Despite progress in expanding financial access, rural credit markets in India remain stratified along social lines. Women are less likely to receive formal loans, tend to borrow smaller amounts, and often face stricter repayment terms compared to men. Among women, those belonging to Scheduled Caste (SC) households experience the most severe exclusion. Existing research has studied gender-based and caste-based differences separately, but very few studies examine how these two axes of inequality reinforce each other in determining access to credit. Understanding this intersection is crucial for policy design: an inclusive financial system must not only count how many are included but also who remains excluded, under what conditions, and at what cost.

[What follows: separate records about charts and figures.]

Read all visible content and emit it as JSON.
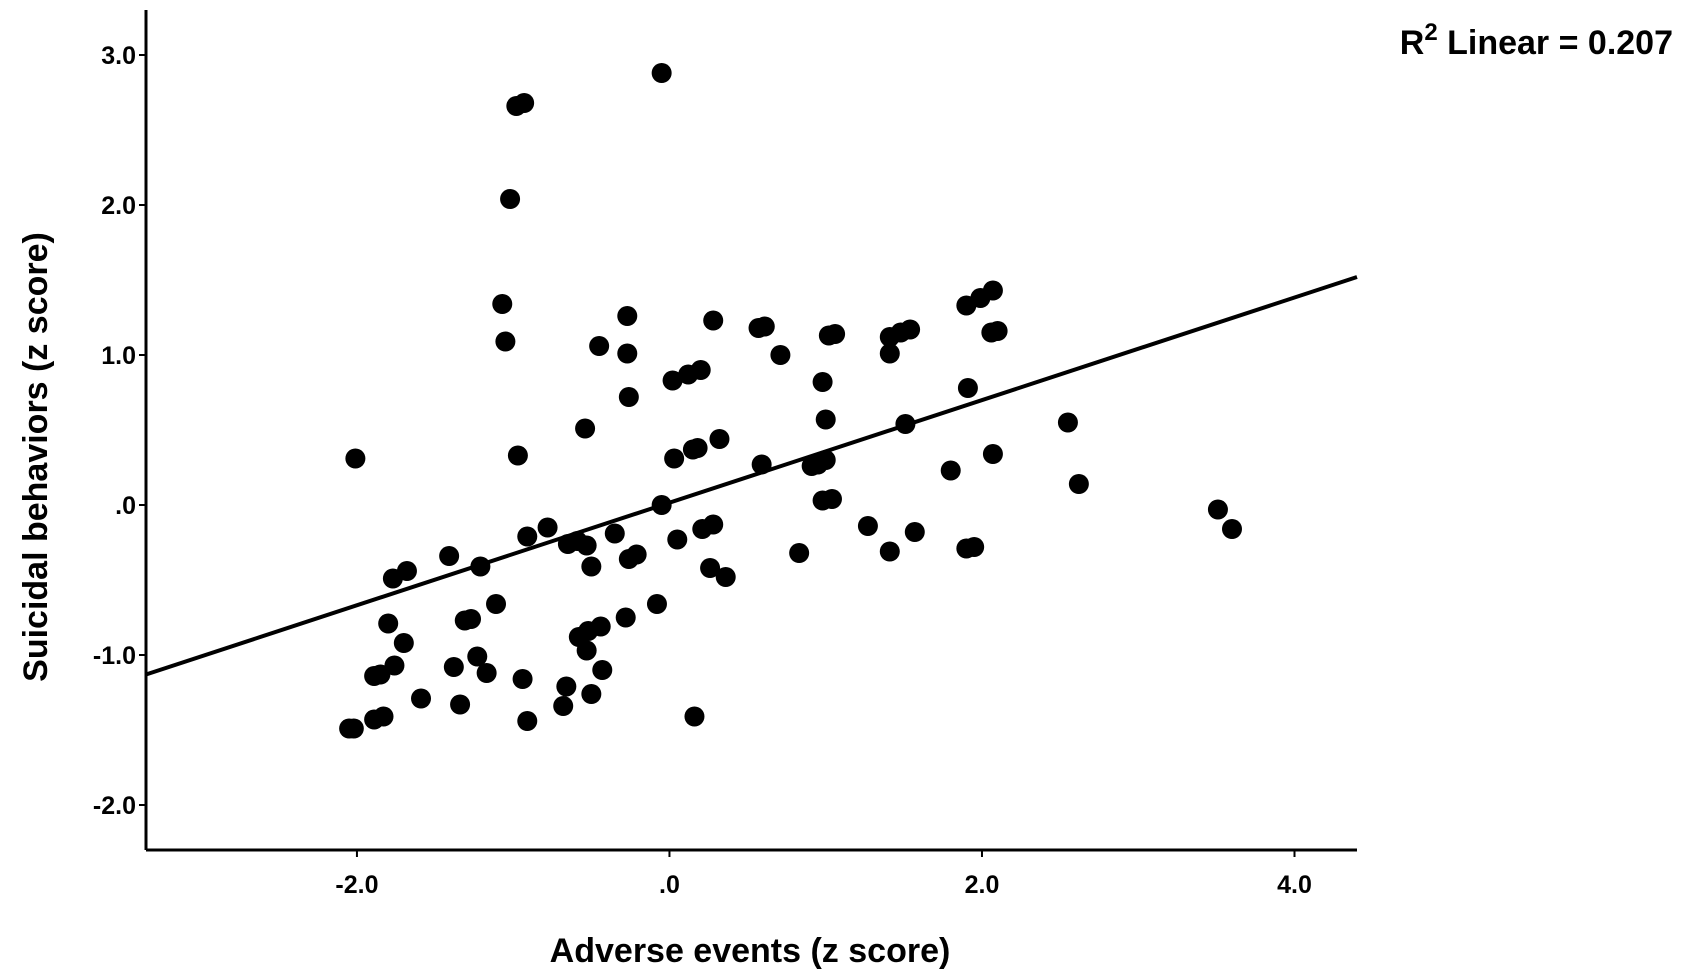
{
  "chart_data": {
    "type": "scatter",
    "xlabel": "Adverse events (z score)",
    "ylabel": "Suicidal behaviors (z score)",
    "xlim": [
      -3.35,
      4.4
    ],
    "ylim": [
      -2.3,
      3.3
    ],
    "x_ticks": [
      -2.0,
      0.0,
      2.0,
      4.0
    ],
    "x_tick_labels": [
      "-2.0",
      ".0",
      "2.0",
      "4.0"
    ],
    "y_ticks": [
      -2.0,
      -1.0,
      0.0,
      1.0,
      2.0,
      3.0
    ],
    "y_tick_labels": [
      "-2.0",
      "-1.0",
      ".0",
      "1.0",
      "2.0",
      "3.0"
    ],
    "grid": false,
    "fit_line": {
      "label_prefix": "R",
      "label_superscript": "2",
      "label_suffix": " Linear = 0.207",
      "x": [
        -3.35,
        4.4
      ],
      "y": [
        -1.13,
        1.52
      ],
      "color": "#000000"
    },
    "marker_color": "#000000",
    "points": [
      [
        -0.05,
        2.88
      ],
      [
        -0.98,
        2.66
      ],
      [
        -0.93,
        2.68
      ],
      [
        -1.02,
        2.04
      ],
      [
        -1.07,
        1.34
      ],
      [
        -1.05,
        1.09
      ],
      [
        -2.01,
        0.31
      ],
      [
        -0.97,
        0.33
      ],
      [
        -0.27,
        1.26
      ],
      [
        -0.45,
        1.06
      ],
      [
        -0.27,
        1.01
      ],
      [
        -0.26,
        0.72
      ],
      [
        -0.54,
        0.51
      ],
      [
        0.02,
        0.83
      ],
      [
        0.12,
        0.87
      ],
      [
        0.2,
        0.9
      ],
      [
        0.28,
        1.23
      ],
      [
        0.57,
        1.18
      ],
      [
        0.61,
        1.19
      ],
      [
        0.71,
        1.0
      ],
      [
        0.98,
        0.82
      ],
      [
        1.02,
        1.13
      ],
      [
        1.06,
        1.14
      ],
      [
        1.41,
        1.12
      ],
      [
        1.41,
        1.01
      ],
      [
        1.48,
        1.15
      ],
      [
        1.54,
        1.17
      ],
      [
        1.9,
        1.33
      ],
      [
        1.99,
        1.38
      ],
      [
        2.07,
        1.43
      ],
      [
        2.06,
        1.15
      ],
      [
        2.1,
        1.16
      ],
      [
        1.91,
        0.78
      ],
      [
        1.0,
        0.57
      ],
      [
        1.51,
        0.54
      ],
      [
        2.55,
        0.55
      ],
      [
        0.03,
        0.31
      ],
      [
        0.15,
        0.37
      ],
      [
        0.18,
        0.38
      ],
      [
        0.32,
        0.44
      ],
      [
        0.59,
        0.27
      ],
      [
        0.91,
        0.26
      ],
      [
        0.95,
        0.27
      ],
      [
        1.0,
        0.3
      ],
      [
        1.8,
        0.23
      ],
      [
        2.07,
        0.34
      ],
      [
        2.62,
        0.14
      ],
      [
        -0.05,
        0.0
      ],
      [
        0.98,
        0.03
      ],
      [
        1.04,
        0.04
      ],
      [
        3.51,
        -0.03
      ],
      [
        3.6,
        -0.16
      ],
      [
        -0.91,
        -0.21
      ],
      [
        -0.78,
        -0.15
      ],
      [
        -0.65,
        -0.26
      ],
      [
        -0.59,
        -0.24
      ],
      [
        -0.53,
        -0.27
      ],
      [
        -0.35,
        -0.19
      ],
      [
        -0.26,
        -0.36
      ],
      [
        -0.21,
        -0.33
      ],
      [
        0.05,
        -0.23
      ],
      [
        0.21,
        -0.16
      ],
      [
        0.28,
        -0.13
      ],
      [
        -0.5,
        -0.41
      ],
      [
        0.26,
        -0.42
      ],
      [
        0.36,
        -0.48
      ],
      [
        0.83,
        -0.32
      ],
      [
        1.27,
        -0.14
      ],
      [
        1.41,
        -0.31
      ],
      [
        1.57,
        -0.18
      ],
      [
        1.9,
        -0.29
      ],
      [
        1.95,
        -0.28
      ],
      [
        -1.41,
        -0.34
      ],
      [
        -1.21,
        -0.41
      ],
      [
        -1.77,
        -0.49
      ],
      [
        -1.68,
        -0.44
      ],
      [
        -1.11,
        -0.66
      ],
      [
        -1.31,
        -0.77
      ],
      [
        -1.27,
        -0.76
      ],
      [
        -1.8,
        -0.79
      ],
      [
        -1.7,
        -0.92
      ],
      [
        -0.08,
        -0.66
      ],
      [
        -0.28,
        -0.75
      ],
      [
        -0.44,
        -0.81
      ],
      [
        -0.52,
        -0.84
      ],
      [
        -0.58,
        -0.88
      ],
      [
        -0.53,
        -0.97
      ],
      [
        -1.23,
        -1.01
      ],
      [
        -1.38,
        -1.08
      ],
      [
        -1.76,
        -1.07
      ],
      [
        -1.89,
        -1.14
      ],
      [
        -1.85,
        -1.13
      ],
      [
        -1.17,
        -1.12
      ],
      [
        -0.94,
        -1.16
      ],
      [
        -0.43,
        -1.1
      ],
      [
        -0.66,
        -1.21
      ],
      [
        -0.5,
        -1.26
      ],
      [
        -1.59,
        -1.29
      ],
      [
        -1.34,
        -1.33
      ],
      [
        -0.68,
        -1.34
      ],
      [
        0.16,
        -1.41
      ],
      [
        -0.91,
        -1.44
      ],
      [
        -1.89,
        -1.43
      ],
      [
        -1.83,
        -1.41
      ],
      [
        -2.02,
        -1.49
      ],
      [
        -2.05,
        -1.49
      ]
    ]
  }
}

This study employs a mixed-method approach combining secondary and primary data to capture both macro-level patterns and micro-level realities. Secondary data were drawn from two key national databases: The World Bank Global Findex (2011, 2014, 2017, 2021), which provides gender-disaggregated information on account ownership and credit usage; and The All-India Debt and Investment Surveys (AIDIS) (2019), which offer caste-wise data on sources and magnitude of household credit. Primary data were collected through a field survey conducted in two villages in Uttar Pradesh (UP), covering 220 households. The survey gathered detailed information on loan size, source, interest rate, repayment conditions, and purpose of borrowing, along with gender and caste identifiers.
While Findex and AIDIS independently capture gender and caste dimensions, respectively, the primary survey bridges this critical gap by analysing both simultaneously - allowing a direct assessment of how gender and caste intersect to shape credit access.

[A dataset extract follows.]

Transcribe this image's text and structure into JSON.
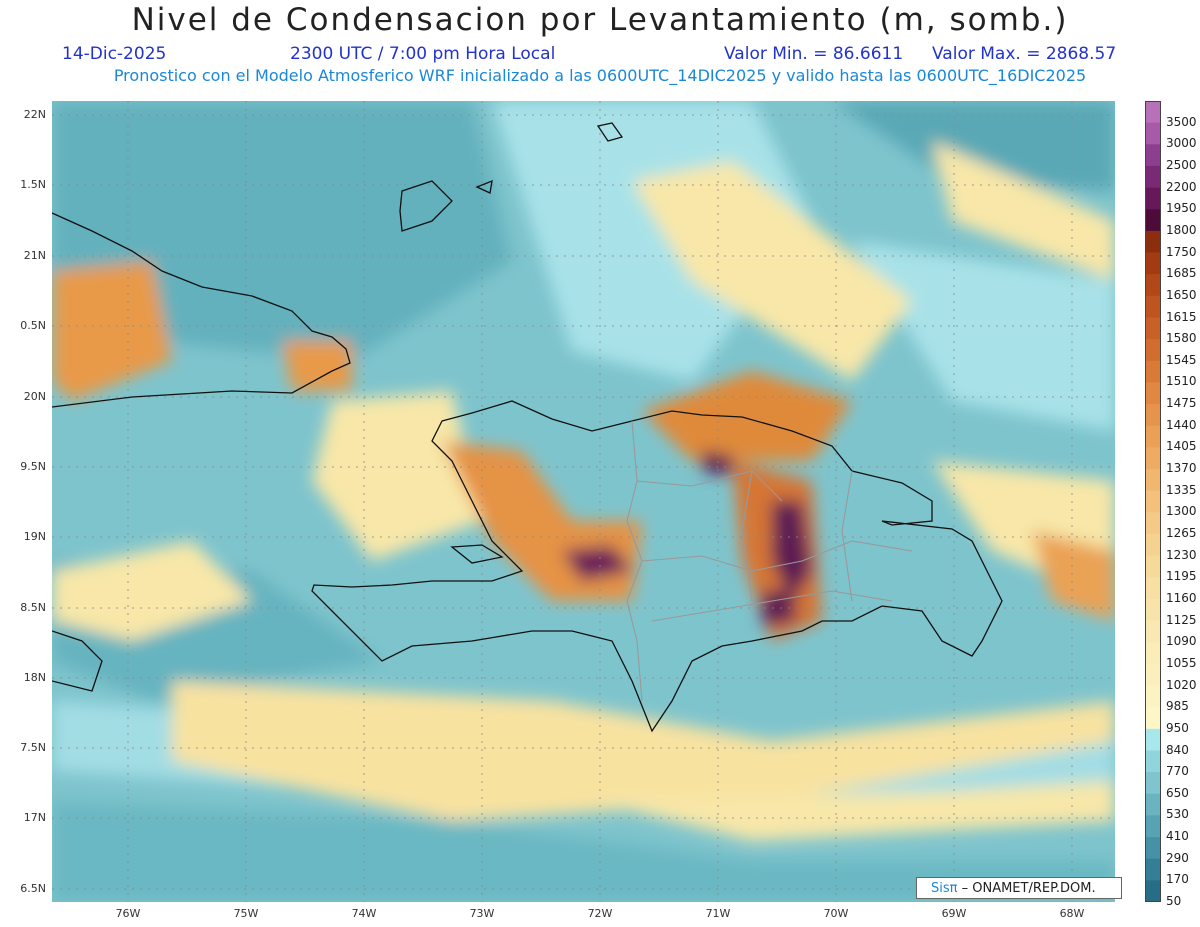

The findings reveal a dual narrative of progress and exclusion.
Expansion in access but inequality in utilization: While more women now own deposit accounts and interact with formal financial institutions, they continue to lag behind men in borrowing from formal sources. Women’s share of loans, relative to their population share, remains disproportionately low. The average loan size received by women is smaller, and they are more likely to rely on short-term, high-interest credit compared to men.
Caste compounds gender disadvantage: Among women, those belonging to Scheduled Caste (SC) households face a deeper form of exclusion. They not only access fewer formal loans but also bear higher borrowing costs. SC women are more dependent on microcredit and group-based loans that often carry strict repayment conditions, leaving little room for investment in productive activities. These loans tend to be used for consumption smoothing rather than income generation, trapping them in cycles of low income and recurring debt.

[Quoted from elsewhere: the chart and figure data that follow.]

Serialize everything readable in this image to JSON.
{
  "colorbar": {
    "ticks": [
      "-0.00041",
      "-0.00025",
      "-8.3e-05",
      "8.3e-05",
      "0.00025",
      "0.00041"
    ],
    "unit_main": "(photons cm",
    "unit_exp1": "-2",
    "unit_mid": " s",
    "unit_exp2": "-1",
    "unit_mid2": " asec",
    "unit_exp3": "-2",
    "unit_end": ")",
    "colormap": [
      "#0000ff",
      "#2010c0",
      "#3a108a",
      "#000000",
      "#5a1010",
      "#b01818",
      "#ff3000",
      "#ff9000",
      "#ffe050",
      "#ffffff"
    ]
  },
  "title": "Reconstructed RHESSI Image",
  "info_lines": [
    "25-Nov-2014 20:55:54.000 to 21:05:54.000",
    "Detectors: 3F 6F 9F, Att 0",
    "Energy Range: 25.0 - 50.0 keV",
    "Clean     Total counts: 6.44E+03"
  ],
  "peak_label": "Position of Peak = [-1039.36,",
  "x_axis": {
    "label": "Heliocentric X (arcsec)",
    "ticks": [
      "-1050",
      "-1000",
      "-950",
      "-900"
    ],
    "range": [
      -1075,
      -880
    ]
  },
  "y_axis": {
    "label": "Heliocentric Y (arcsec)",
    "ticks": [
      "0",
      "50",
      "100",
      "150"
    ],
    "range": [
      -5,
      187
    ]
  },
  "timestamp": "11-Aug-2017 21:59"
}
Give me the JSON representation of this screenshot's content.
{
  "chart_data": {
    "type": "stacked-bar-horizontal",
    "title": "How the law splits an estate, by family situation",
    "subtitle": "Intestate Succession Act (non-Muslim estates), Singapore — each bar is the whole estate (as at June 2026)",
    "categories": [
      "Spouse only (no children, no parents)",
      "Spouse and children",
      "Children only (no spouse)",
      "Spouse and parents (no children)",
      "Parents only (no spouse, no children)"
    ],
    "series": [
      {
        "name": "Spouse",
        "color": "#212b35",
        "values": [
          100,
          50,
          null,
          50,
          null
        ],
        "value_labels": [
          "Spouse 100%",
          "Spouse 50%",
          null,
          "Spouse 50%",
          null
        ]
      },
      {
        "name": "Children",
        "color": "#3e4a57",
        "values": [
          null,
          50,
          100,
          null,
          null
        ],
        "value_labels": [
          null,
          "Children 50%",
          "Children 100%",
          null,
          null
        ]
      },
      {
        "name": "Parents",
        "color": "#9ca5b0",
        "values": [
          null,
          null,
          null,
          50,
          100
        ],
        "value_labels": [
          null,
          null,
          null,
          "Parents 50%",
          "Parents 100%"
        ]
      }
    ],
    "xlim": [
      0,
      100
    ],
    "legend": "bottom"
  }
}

Policy inclusion ≠ equitable empowerment: India’s financial inclusion drive has successfully increased the number of account holders but has not ensured meaningful inclusion, characterized by equitable access to quality credit and improved financial wellbeing. The structural factors of caste hierarchy, gender norms, and unequal asset ownership continue to limit women’s financial autonomy.
Financial inclusion policy must go beyond counting accounts or loans to assess the quality, cost, and purpose of credit, especially for women from marginalized castes. Targeted interventions, such as caste-sensitive lending, tailored credit for women’s enterprises, and flexible repayment can deepen true inclusion. Empowerment requires policies that would reduce poverty increasing household incomes so that they can confront structural inequities, ensuring credit access translates into meaningful and equitable financial participation.